Due to the complicated clinical trial process, it is seen as standard for change orders to occur throughout a trial of any size. Whether it be due to health care reforms, slow enrolments rates or new medical information, change orders have become part and parcel of the clinical trial process, and can often be a point of tension internally between operational and financial teams, as well as between the sponsor and vendor.
The revenue impact of change orders can be very significant, with huge amounts of additional revenue being generated for CROs via change orders, and when early study closures or the scope of the study decreases the CROs will often provide little or no refund. With change orders representing a large source of revenue, it is imperative that sponsors manage and forecast their trials effectively to minimize the impact of change orders.
Forecasting more accurate timelines
Timeline alterations are often the key reason behind change orders taking place, so to forecast accurate timelines can reduce the likelihood and impact of such alterations. Sponsors need to take a realistic approach to timeline formation, and ensure that board level executives are educated to the needs and resources required to effectively run the trial and understand the reasons for the timelines that have been put together.
Sponsor need to ensure they are planning early, and take time to ensure everything is accounted for. This means that teams need to avoid rushing through this planning phase, as tempting as it is to move forward with starting the trial as soon as possible. Rushing will created confusion which will lead to errors being made and inevitably lead to change orders. When it comes to preparing timelines, sponsor teams need to rely on past experiences – not just from previous trials within this company, but using experiences from across the team.

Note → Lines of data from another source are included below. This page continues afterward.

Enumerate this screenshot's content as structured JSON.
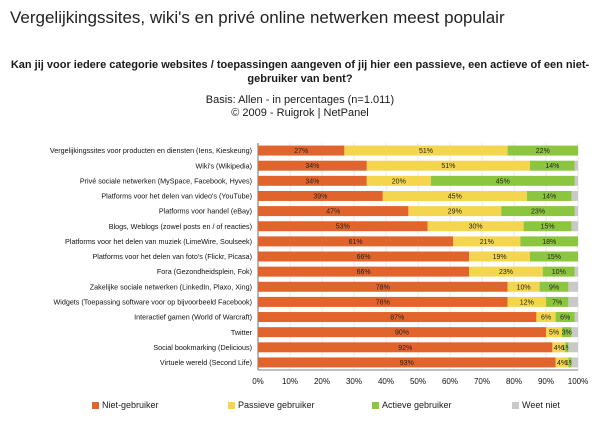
{
  "heading": "Vergelijkingssites, wiki's en privé online netwerken meest populair",
  "chart_data": {
    "type": "bar",
    "orientation": "horizontal",
    "stacked": true,
    "title": "Kan jij voor iedere categorie websites / toepassingen aangeven of jij hier een passieve, een actieve of een niet-gebruiker van bent?",
    "subtitle": "Basis: Allen - in percentages (n=1.011)",
    "source": "© 2009 - Ruigrok | NetPanel",
    "categories": [
      "Vergelijkingssites voor producten en diensten (Iens, Kieskeurig)",
      "Wiki's (Wikipedia)",
      "Privé sociale netwerken (MySpace, Facebook, Hyves)",
      "Platforms voor het delen van video's (YouTube)",
      "Platforms voor handel (eBay)",
      "Blogs, Weblogs (zowel posts en / of reacties)",
      "Platforms voor het delen van muziek (LimeWire, Soulseek)",
      "Platforms voor het delen van foto's (Flickr, Picasa)",
      "Fora (Gezondheidsplein, Fok)",
      "Zakelijke sociale netwerken (LinkedIn, Plaxo, Xing)",
      "Widgets (Toepassing software voor op bijvoorbeeld Facebook)",
      "Interactief gamen (World of Warcraft)",
      "Twitter",
      "Social bookmarking (Delicious)",
      "Virtuele wereld (Second Life)"
    ],
    "series": [
      {
        "name": "Niet-gebruiker",
        "color": "#e0642c",
        "values": [
          27,
          34,
          34,
          39,
          47,
          53,
          61,
          66,
          66,
          78,
          78,
          87,
          90,
          92,
          93
        ],
        "labels": [
          "27%",
          "34%",
          "34%",
          "39%",
          "47%",
          "53%",
          "61%",
          "66%",
          "66%",
          "78%",
          "78%",
          "87%",
          "90%",
          "92%",
          "93%"
        ]
      },
      {
        "name": "Passieve gebruiker",
        "color": "#f3d64e",
        "values": [
          51,
          51,
          20,
          45,
          29,
          30,
          21,
          19,
          23,
          10,
          12,
          6,
          5,
          4,
          4
        ],
        "labels": [
          "51%",
          "51%",
          "20%",
          "45%",
          "29%",
          "30%",
          "21%",
          "19%",
          "23%",
          "10%",
          "12%",
          "6%",
          "5%",
          "4%",
          "4%"
        ]
      },
      {
        "name": "Actieve gebruiker",
        "color": "#8cc63f",
        "values": [
          22,
          14,
          45,
          14,
          23,
          15,
          18,
          15,
          10,
          9,
          7,
          6,
          3,
          1,
          1
        ],
        "labels": [
          "22%",
          "14%",
          "45%",
          "14%",
          "23%",
          "15%",
          "18%",
          "15%",
          "10%",
          "9%",
          "7%",
          "6%",
          "3%",
          "1%",
          "1%"
        ]
      },
      {
        "name": "Weet niet",
        "color": "#c9c9c9",
        "values": [
          0,
          1,
          1,
          2,
          1,
          2,
          0,
          0,
          1,
          3,
          3,
          1,
          2,
          3,
          2
        ],
        "labels": [
          "",
          "",
          "",
          "",
          "",
          "",
          "",
          "",
          "",
          "",
          "",
          "",
          "",
          "",
          ""
        ]
      }
    ],
    "xticks": [
      "0%",
      "10%",
      "20%",
      "30%",
      "40%",
      "50%",
      "60%",
      "70%",
      "80%",
      "90%",
      "100%"
    ],
    "xlim": [
      0,
      100
    ],
    "grid": true,
    "legend_position": "bottom"
  }
}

The timeline planning stage should involve the vendors you are working with. They may have more capability and experience in certain areas and will therefore be able to provide insight into timelines for certain aspects of the trial
Another key aspect of managing timelines and avoiding change orders is developing strong lines of communication. Transparency is of the upmost importance – any potential issues or high-risk areas need to made apparent to internal and external stakeholders. No one likes surprises, so communication process across all teams on a global level need to be implemented.

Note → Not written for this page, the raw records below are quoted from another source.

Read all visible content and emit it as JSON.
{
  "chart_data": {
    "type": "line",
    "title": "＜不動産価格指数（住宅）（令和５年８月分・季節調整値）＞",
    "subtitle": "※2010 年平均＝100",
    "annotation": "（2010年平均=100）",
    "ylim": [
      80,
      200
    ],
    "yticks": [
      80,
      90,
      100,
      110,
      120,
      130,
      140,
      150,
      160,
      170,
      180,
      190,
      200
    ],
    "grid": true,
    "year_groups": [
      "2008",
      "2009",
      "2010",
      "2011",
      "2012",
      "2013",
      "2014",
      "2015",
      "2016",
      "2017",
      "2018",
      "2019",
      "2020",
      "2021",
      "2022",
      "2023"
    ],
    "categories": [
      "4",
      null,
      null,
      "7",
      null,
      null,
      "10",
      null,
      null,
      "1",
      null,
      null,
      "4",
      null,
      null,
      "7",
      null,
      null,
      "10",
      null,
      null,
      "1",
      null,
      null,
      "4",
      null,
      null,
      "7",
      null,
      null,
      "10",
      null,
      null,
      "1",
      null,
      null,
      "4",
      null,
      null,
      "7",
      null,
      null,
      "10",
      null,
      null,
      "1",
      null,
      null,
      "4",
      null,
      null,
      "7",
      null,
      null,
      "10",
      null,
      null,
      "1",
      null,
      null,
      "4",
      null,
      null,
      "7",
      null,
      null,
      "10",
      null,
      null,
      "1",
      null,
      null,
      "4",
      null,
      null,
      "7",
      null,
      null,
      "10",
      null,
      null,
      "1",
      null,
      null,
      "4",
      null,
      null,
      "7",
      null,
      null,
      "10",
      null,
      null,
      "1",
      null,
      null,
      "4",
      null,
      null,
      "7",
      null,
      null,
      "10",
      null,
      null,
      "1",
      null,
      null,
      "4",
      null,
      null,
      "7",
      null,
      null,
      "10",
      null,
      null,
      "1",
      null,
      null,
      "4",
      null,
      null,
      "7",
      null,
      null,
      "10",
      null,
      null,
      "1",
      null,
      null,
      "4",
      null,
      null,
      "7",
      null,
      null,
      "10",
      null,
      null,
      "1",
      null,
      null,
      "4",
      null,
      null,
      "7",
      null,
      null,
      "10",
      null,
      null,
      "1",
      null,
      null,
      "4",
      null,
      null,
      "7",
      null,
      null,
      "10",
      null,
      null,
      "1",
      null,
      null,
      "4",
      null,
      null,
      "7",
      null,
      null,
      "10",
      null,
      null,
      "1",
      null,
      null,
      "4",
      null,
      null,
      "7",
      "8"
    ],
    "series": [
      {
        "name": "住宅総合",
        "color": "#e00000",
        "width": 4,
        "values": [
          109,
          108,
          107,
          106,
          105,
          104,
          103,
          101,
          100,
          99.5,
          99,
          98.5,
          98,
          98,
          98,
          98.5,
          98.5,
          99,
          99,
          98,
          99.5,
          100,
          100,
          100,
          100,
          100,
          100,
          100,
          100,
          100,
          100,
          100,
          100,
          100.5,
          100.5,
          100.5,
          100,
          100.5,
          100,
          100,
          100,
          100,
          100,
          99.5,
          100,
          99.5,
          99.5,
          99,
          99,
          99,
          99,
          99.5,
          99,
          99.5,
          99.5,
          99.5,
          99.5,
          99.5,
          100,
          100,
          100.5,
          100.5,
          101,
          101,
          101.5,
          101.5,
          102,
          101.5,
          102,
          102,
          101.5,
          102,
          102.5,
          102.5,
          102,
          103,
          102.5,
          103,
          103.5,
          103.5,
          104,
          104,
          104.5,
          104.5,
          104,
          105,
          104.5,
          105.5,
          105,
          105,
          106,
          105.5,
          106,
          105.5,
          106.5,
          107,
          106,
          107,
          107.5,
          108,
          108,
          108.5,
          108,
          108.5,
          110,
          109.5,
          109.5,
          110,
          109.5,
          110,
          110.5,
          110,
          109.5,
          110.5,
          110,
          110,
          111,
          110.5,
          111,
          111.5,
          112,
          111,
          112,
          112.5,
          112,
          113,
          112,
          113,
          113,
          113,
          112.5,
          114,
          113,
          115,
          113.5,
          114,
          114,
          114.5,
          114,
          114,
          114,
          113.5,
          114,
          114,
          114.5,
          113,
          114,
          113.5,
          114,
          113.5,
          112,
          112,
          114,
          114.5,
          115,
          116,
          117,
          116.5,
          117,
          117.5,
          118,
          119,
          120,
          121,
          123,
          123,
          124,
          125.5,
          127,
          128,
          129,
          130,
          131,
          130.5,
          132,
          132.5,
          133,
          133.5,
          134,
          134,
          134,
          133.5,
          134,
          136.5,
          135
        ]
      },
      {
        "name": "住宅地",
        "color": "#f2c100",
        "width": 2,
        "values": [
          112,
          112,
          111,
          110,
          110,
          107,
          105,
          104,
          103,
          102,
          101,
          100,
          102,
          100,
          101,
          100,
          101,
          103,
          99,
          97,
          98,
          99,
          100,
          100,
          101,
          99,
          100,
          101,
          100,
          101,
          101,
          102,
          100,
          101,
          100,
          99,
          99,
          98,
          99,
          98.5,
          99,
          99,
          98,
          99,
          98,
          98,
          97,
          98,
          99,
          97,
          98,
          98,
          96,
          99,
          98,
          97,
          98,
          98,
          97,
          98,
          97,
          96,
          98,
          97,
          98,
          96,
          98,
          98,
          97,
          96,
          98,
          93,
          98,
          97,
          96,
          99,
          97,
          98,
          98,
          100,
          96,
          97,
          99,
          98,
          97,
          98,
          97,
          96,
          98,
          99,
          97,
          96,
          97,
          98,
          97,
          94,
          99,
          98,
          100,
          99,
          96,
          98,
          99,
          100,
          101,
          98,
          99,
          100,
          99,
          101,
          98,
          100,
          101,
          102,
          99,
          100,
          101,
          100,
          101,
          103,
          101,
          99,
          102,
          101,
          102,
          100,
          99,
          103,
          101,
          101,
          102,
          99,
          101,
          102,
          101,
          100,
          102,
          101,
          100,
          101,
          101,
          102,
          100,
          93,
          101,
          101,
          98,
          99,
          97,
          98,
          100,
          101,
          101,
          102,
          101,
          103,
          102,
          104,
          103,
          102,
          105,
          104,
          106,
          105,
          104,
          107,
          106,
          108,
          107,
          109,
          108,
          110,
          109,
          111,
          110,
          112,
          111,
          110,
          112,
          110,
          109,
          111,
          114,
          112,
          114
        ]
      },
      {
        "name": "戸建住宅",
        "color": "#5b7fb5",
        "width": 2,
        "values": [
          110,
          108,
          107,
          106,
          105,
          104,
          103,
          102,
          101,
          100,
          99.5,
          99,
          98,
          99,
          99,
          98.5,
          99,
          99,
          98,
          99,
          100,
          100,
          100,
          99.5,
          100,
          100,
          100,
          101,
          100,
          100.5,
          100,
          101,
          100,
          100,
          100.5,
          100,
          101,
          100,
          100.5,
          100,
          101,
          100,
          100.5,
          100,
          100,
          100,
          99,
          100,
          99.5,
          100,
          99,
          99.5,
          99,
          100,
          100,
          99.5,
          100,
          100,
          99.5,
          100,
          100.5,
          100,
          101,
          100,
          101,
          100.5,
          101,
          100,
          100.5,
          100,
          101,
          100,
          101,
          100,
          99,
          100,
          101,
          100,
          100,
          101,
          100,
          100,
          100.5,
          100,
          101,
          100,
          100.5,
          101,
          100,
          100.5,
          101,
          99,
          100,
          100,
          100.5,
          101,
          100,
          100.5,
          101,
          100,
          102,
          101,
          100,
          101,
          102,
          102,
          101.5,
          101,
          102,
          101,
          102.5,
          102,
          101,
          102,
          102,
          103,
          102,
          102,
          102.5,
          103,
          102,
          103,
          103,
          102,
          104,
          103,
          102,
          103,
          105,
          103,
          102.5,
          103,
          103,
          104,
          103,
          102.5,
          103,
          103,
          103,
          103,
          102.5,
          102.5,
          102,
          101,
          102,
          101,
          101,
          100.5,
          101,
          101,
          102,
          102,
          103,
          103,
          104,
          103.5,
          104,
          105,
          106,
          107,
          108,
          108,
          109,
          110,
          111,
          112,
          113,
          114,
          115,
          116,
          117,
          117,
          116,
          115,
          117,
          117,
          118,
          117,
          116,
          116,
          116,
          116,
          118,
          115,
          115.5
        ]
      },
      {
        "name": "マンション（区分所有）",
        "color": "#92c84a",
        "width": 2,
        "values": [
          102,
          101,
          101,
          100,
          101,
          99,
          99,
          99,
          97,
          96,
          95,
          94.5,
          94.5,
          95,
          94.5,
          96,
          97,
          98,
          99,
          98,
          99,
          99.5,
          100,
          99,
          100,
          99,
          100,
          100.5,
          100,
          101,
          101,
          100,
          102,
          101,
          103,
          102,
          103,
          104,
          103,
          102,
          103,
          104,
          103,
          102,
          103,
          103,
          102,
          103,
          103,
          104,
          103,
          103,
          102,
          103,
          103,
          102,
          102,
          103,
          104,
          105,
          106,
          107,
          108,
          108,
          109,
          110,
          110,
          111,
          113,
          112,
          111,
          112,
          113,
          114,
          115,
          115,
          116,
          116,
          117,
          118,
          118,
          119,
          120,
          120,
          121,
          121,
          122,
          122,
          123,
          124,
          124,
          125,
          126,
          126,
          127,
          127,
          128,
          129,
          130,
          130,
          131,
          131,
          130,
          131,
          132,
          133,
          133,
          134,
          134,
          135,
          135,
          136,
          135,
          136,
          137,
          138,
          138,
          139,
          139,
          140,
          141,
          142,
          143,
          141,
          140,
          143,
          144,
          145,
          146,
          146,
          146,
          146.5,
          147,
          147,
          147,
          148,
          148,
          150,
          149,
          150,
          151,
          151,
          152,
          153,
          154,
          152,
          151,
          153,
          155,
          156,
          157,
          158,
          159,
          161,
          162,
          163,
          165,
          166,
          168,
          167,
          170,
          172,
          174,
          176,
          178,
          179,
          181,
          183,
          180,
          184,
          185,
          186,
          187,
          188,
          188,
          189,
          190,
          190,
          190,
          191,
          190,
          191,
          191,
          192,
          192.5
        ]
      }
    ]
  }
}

Combating the impact of change orders at the contract development stage
Sponsors need to be aware that vendors will often underbid on proposals, counting on change orders taking place and benefiting from revenue there so companies need to pre-negotiate at the contract stage the cost impact when alterations occur – these needs to be agreed upon and become a typical part of the contract stage.
However, no matter how much work is done in preparation, change orders are inevitable and can often be recognized quite early before they occur. It is imperative that as soon as an upcoming change order is identify this notification is passed on to all relevant parties (including financial teams and CRO teams) as early as possible.
Companies need to understand that this is an issue that is not going to go away and accommodating for the financial impact of change orders and ensure that these considered in budget plans from the start. Clinical Operations teams also need to recognize that the onus is on them to put together a full and effective protocol and not treat change orders as a strategy for adding in some extra work they perhaps didn’t consider at the outset. Conversely to this, service providers need to take due care and diligence to ensure they fully understand the scope of work that is required. Once the trial has begun and patients start being treated, it is too late to clarify the scope of work and details of the payment structure. An slight exception to this is that sometimes change orders can be agreed upon up-front – when perhaps budgets for certain aspects of the trials have not yet been defined – this is a case when change orders can actually be used to the advantage of the sponsor. Either way, sponsors and vendors need to be transparent about change orders, and to not be surprised about when they occur but in fact pre-empt their impact and prepare accordingly.
A final consideration is that of change orders within a long-term strategic partnership model. When engaging in a strategic outsourcing model, transparency and communication is of course a key part of this partnership. Vendors should have a more active role in identifying the change orders early on and hopefully in this more partnership-focused model both the number and impact of change orders would be reduced.